1.2.2 Parts of the Boat

Parts of the Boat

Whether you're a passenger or the operator, knowing your way around the boat and understanding common nautical terminology is a fundamental skill that starts with establishing and understanding basic marine or nautical vocabulary. As shown in the diagram below, the terms bow, stern, port, and starboard are used to designate the four primary orientation points within the boat (front, back, left, and right).


The term forward or ahead refers to the direction towards the bow, while aft or abaft refers to the direction towards the stern.


This terminology is also used to describe positions outside of the boat. For example, a position in front and to the left is referred to as "off the port bow." Any position behind the boat is referred to as astern.

Different sides of a boat Different parts of a  boat



The largest and most prominent part of most vessels is the hull (the boat's outer shell). The flat surface that runs along the top of the sides is the gunwale (sometimes spelt "gunnel," it rhymes with tunnel). When the boat is floating freely, the vertical distance from the waterline up to the lowest point on the gunwale is called the freeboard.


Most vessels have a structural member called the keel that runs the length of the boat along the centreline of the bottom of the vessel. The vertical distance from the waterline down to the deepest point on the boat, whether that be the keel, the bottom edge of the engine drive system, or the lowest point of steering (rudder), is called the draft.


Draft and freeboard are more than definitions to be memorized for a test. They are two of the most important characteristics of every vessel while afloat. Draft dictates the minimum depth of water the boat needs to float without running aground.
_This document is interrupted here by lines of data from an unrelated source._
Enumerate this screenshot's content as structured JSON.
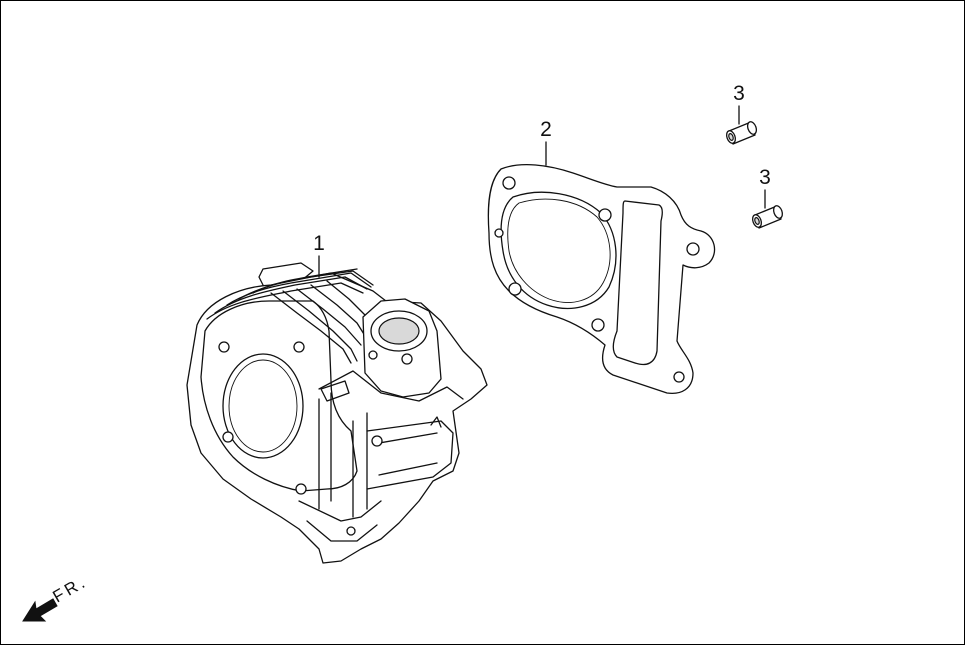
{
  "callouts": {
    "part1": "1",
    "part2": "2",
    "part3a": "3",
    "part3b": "3"
  },
  "direction_label": "FR."
}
Freeboard indicates the height of a wave (natural or from the wake of a passing vessel) that will spill over the gunwale and enter the vessel's hull.


Because draft and freeboard are both measured from the waterline, both change when the load in the boat increases and the boat sits deeper in the water. Draft increases (meaning you need deeper water to avoid running aground) while freeboard decreases (meaning a smaller wave can overflow the gunwale). These changes make the vessel more vulnerable (easier to run aground or easier to become swamped), so staying aware of your freeboard and draft is an ongoing task for every boat operator.